The development almost prompted a regression because of an extremely odd theory that appeared in the nineteenth century by which sexual abstinence, only among men, was said to be detrimental to health. Women, from a low class only, were therefore needed to prostitute themselves as social function.
With the prostitutes came pimps and madams who exploited them and lived at their expense. To prevent this, 1911 saw the approval of a law that banned the establishment of brothels and third parties from making money from the prostitution.
Contrary to what is believed, it was not until October in the year 2000 that prostitution was fully legalised, with full pubic support. Previously, in the nineteen-sixties, -seventies and –eighties, it was accepted by the forces of order and government, although the prohibition on the establishment of brothels, which very much hindered regulation and control, remained.
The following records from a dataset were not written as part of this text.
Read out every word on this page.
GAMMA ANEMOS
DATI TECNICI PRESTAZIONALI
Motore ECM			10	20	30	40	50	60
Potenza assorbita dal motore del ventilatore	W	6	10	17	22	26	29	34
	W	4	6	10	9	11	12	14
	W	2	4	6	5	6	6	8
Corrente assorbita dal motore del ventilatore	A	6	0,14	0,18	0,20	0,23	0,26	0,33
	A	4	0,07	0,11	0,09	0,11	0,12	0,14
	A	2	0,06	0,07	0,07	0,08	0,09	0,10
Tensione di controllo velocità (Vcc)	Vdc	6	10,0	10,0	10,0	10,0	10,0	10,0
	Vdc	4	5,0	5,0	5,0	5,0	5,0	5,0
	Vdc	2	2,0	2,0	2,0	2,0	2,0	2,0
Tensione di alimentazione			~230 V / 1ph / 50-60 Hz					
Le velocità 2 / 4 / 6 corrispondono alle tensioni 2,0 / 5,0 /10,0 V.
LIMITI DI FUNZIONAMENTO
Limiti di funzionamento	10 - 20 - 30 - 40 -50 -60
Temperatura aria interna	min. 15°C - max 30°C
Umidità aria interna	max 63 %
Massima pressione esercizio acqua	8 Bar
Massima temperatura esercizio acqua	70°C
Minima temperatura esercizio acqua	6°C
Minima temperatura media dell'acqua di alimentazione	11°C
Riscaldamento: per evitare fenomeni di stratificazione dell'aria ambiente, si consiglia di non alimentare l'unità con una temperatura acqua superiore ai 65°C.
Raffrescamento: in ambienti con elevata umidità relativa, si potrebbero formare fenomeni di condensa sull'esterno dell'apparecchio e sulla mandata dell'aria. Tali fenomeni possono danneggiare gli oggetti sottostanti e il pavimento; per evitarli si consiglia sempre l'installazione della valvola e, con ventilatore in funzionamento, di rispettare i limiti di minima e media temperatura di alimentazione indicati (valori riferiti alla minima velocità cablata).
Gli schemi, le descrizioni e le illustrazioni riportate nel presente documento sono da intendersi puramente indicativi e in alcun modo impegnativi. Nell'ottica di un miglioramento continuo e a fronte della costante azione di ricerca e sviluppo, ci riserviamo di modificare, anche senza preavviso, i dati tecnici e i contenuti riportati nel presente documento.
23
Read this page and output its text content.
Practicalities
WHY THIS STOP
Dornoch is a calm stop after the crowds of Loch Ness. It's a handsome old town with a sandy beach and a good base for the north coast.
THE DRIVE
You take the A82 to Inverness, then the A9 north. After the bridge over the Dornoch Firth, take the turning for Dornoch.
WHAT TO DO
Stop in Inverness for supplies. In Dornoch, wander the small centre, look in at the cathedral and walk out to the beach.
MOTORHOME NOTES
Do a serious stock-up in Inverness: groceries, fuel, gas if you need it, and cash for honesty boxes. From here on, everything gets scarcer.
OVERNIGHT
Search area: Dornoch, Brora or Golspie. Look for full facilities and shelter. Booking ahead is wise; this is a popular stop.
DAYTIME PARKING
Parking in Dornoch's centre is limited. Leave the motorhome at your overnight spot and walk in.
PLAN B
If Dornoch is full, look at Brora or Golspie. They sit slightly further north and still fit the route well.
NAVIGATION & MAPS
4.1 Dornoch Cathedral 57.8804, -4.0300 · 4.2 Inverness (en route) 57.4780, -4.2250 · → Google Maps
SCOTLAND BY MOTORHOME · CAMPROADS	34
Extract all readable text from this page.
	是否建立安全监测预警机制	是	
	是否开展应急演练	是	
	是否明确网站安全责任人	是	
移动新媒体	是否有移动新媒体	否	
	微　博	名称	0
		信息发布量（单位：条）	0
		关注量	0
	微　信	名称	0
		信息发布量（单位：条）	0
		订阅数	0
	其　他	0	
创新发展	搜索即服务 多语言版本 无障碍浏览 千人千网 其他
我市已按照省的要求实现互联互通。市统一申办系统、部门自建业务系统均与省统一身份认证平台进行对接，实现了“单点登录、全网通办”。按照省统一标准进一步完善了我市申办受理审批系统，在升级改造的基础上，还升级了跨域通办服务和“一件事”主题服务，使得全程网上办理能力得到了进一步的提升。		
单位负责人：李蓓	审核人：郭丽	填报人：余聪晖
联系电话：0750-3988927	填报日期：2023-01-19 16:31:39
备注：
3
Prostitutes are currently registered, just like any other worker, pay taxes and are attended by the Social Security system. Yet, like everywhere else it still cannot be described as being totally socially accepted.
Why this area is called the red light district still needs to be explained, although if you visit at night when the atmosphere really builds up then you will quickly realise the reason. In the area around the church, in the squares and narrow streets, many windows are bathed in red neon light. This suggestive code indicates that a prostitute’s services are offered on the site.
If you stand at the end of a street and look, a trail of red lights appears, window after window, and vanishes into the distance. You will therefore understand why there is so much fascination for this district. There certainly should be.
However, do not even think about getting a camera out if you do not want trouble. It is a shame not to have a photo but you will have to save the impression in your memory.